The Met suggests a few queer artists and exhibits that deserve public attention, and its online catalog at the Thomas J. Watson Library is a comprehensive database for finding new artistic inspirations. Supporting local queer-owned businesses and scouring the internet for creators beyond Etsy — since the company is able to retain a larger share of profits — can be an excellent way to give back to a creative and industrious community that has given the world so much.

4. Get a refresher on LGBTQ+ history

Crack open a nonfiction book on LGBTQ+ history or catch a documentary like "Disclosure" that features transgender celebrities and activists in honor of Pride. When consuming stories about the queer community, however, it is crucial to acknowledge the source of the work and whether the production process was an ethical one.


In the case of "Paris is Burning," one of the most acclaimed documentaries of its kind, the narrative focused on the ballroom community in New York City and features gifted drag performers and their house families. However, the film was shot by Jennie Livingston, a filmmaker completely removed from the scene, and it has been accused of capitalizing off of the ballroom community's stories without compensating participants on an adequate scale. Miramax reportedly paid participants $55,000 split 13 ways, while the film raked in $4 million (per Vanity Fair). 

Questions of ethically-minded consumption also rose up around "Happy Birthday, Marsha!" on Amazon, a brief but powerful documentary short focused on the life of legendary trans activist, Marsha P. Johnson. After the success of Netflix's "The Death and Life of Marsha P. Johnson," one "Happy Birthday, Marsha!" co-creator spoke out about material and sources she believed were duplicated from their film. Tourmaline, a black trans woman and filmmaker dedicated to chronicling the lives of legendary activists, expressed this via Instagram. However, the other film's director, David France, denied the claim via Twitter.

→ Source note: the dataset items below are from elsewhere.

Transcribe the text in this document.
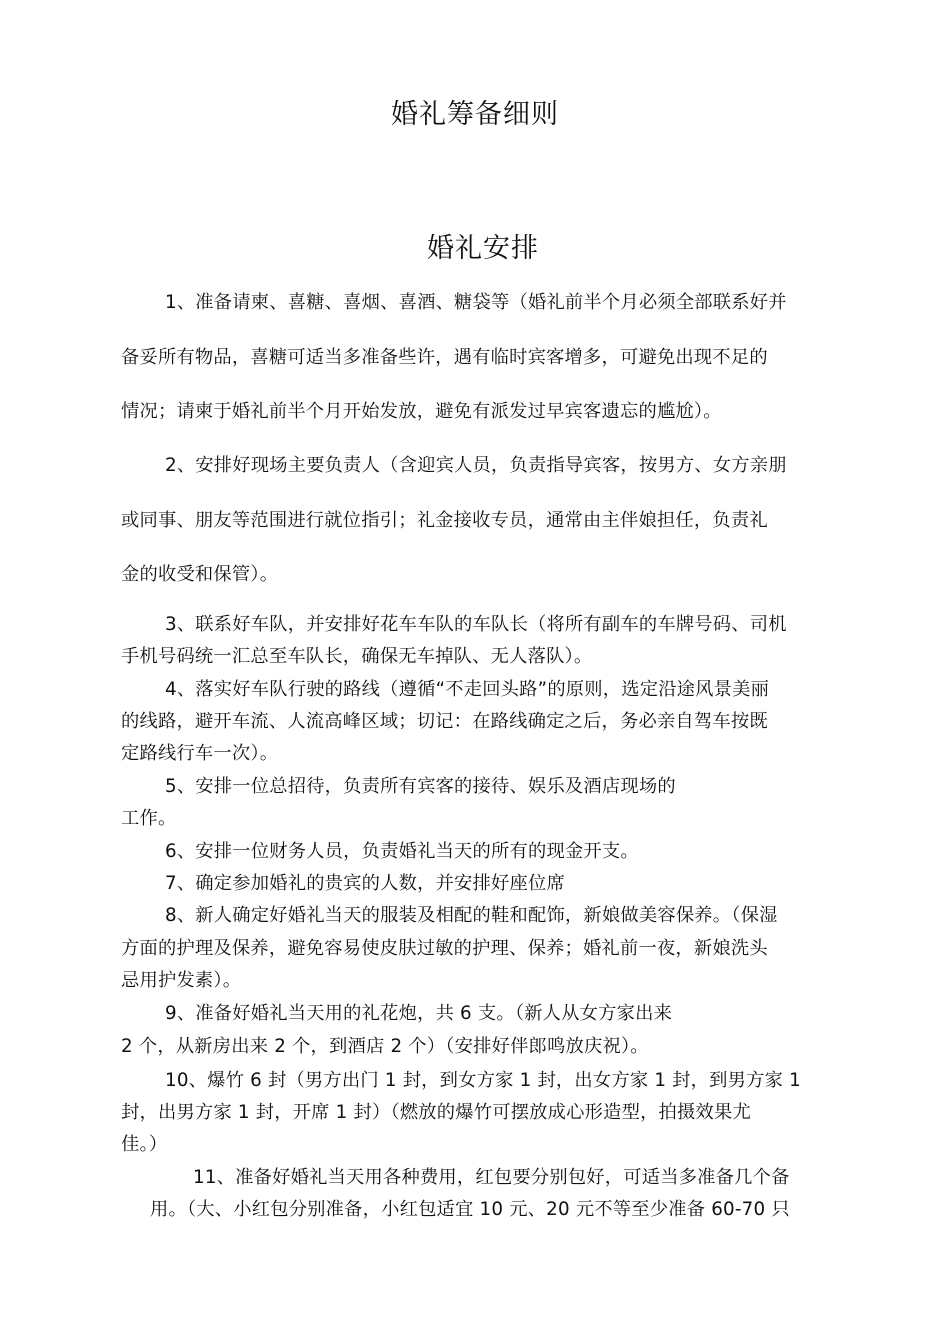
婚礼筹备细则
婚礼安排
1、准备请柬、喜糖、喜烟、喜酒、糖袋等（婚礼前半个月必须全部联系好并
备妥所有物品，喜糖可适当多准备些许，遇有临时宾客增多，可避免出现不足的
情况；请柬于婚礼前半个月开始发放，避免有派发过早宾客遗忘的尴尬）。
2、安排好现场主要负责人（含迎宾人员，负责指导宾客，按男方、女方亲朋
或同事、朋友等范围进行就位指引；礼金接收专员，通常由主伴娘担任，负责礼
金的收受和保管）。
3、联系好车队，并安排好花车车队的车队长（将所有副车的车牌号码、司机
手机号码统一汇总至车队长，确保无车掉队、无人落队）。
4、落实好车队行驶的路线（遵循“不走回头路”的原则，选定沿途风景美丽
的线路，避开车流、人流高峰区域；切记：在路线确定之后，务必亲自驾车按既
定路线行车一次）。
5、安排一位总招待，负责所有宾客的接待、娱乐及酒店现场的
工作。
6、安排一位财务人员，负责婚礼当天的所有的现金开支。
7、确定参加婚礼的贵宾的人数，并安排好座位席
8、新人确定好婚礼当天的服装及相配的鞋和配饰，新娘做美容保养。（保湿
方面的护理及保养，避免容易使皮肤过敏的护理、保养；婚礼前一夜，新娘洗头
忌用护发素）。
9、准备好婚礼当天用的礼花炮，共 6 支。（新人从女方家出来
2 个，从新房出来 2 个，到酒店 2 个）（安排好伴郎鸣放庆祝）。
10、爆竹 6 封（男方出门 1 封，到女方家 1 封，出女方家 1 封，到男方家 1
封，出男方家 1 封，开席 1 封）（燃放的爆竹可摆放成心形造型，拍摄效果尤
佳。）
11、准备好婚礼当天用各种费用，红包要分别包好，可适当多准备几个备
用。（大、小红包分别准备，小红包适宜 10 元、20 元不等至少准备 60-70 只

5. Celebrate pride in your own way

As a member of the LGBTQ+ community, it can feel isolating to not attend large-scale pride events, but there are still plenty of ways to feel proud. Especially considering those who are not out or feel unsafe expressing their identity in their home communities, it is vitally important to connect to the greater queer community however possible. This could mean listening to queer musicians who communicate unabashed queer joy through their lyrics — like Lil Nas X or Hayley Kiyoko, watching television shows with characters on journeys with gender or sexuality — like "Heartstopper" on Netflix, or just looking for the brighter spots on the internet.


For the person with less viewing freedom, Netflix has a feature that allows users to hide their viewing history, in case a shared account puts that person at risk. 

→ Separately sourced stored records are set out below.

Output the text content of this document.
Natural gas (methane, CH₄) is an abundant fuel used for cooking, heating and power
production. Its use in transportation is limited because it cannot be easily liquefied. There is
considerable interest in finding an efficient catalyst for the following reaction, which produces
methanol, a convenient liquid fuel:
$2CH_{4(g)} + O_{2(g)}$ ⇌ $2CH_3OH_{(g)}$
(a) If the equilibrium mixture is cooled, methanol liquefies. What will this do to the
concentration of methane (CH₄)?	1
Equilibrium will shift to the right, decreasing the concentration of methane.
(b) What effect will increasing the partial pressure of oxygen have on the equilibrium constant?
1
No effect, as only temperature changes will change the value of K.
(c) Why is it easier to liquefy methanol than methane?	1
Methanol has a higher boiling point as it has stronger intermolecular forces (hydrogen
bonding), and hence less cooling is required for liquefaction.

For subtle expressions of queerness, Vice suggests bringing back old-school pride symbols — like the Greek letter Lambda (λ) or repping your favorite colored stripe from the pride flag. 

Unfortunately, queer and trans folks make up a disproportionate percentage of the prison population in America for a range of reasons, per Vox (with more statistics available via Map.org). To reach out to these isolated community members, Black and Pink has a program for sending letters to incarcerated penpals.

However you celebrate, it's important to remember that you're part of something greater, and, though we may be far apart, you're never truly alone.